Limitations & threats to validity
  • Scenario coverage is the ceiling on the claim. Every metric is evidence only against the failures its scenario set was built to provoke; an unmeasured interaction pattern is an unmeasured risk. The honest reading of any result is “safe against these probes” – not “safe”.
  • The observer changes what it measures. Recording the full message graph is intrusive, and a sufficiently capable agent could in principle detect instrumentation and behave differently under observation. The mitigation – a passive, out-of-band observer – is real but partial; the threat is itself a research question.
  • The sovereign constraint bounds fleet scale. A single 32 GB GPU under single-residency limits concurrently-served agents; very large fleets must be studied through time-multiplexing or scaled-down proxies, and emergence-gap measurements may not extrapolate cleanly to production fleet sizes.
  • The agenda measures – it does not mitigate. A risk profile is not a safe fleet, and a low measured gap on a narrow set must not be read as a licence to deploy. The deliverable is a defensible measurement and a go/no-go input, not a guarantee.
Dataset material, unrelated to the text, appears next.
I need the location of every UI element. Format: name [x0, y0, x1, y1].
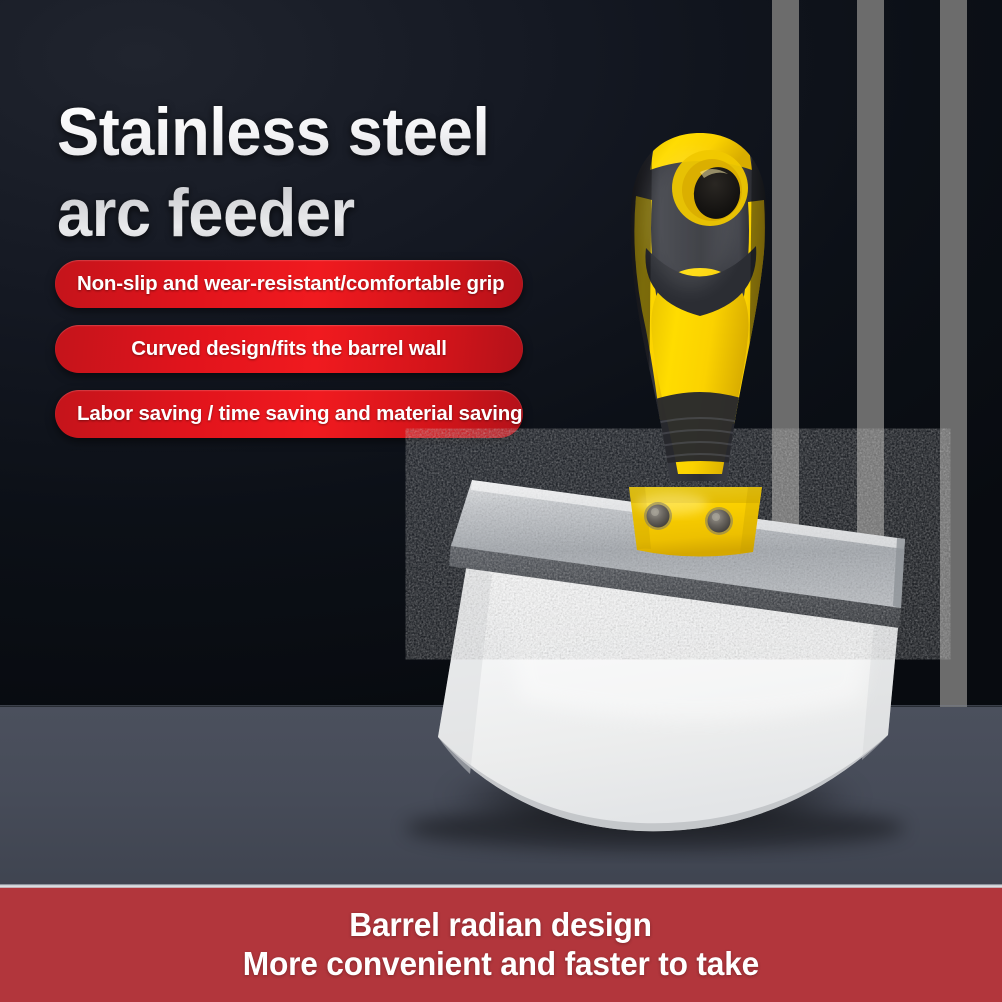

Status & reproducibility. This is a research agenda: the taxonomy is operationalised, the metrics and testbed are designed, and the criteria of G1–G5 are the falsifiable targets to be met – no risk numbers are claimed. Scenarios are pinned by semantic version and content hash; every metric is computed from the observer’s recording; runs execute in the W1 hardened sandbox on the single-GPU, single-residency setup of W3, and the risk profile is released as a re-derivable audit artifact.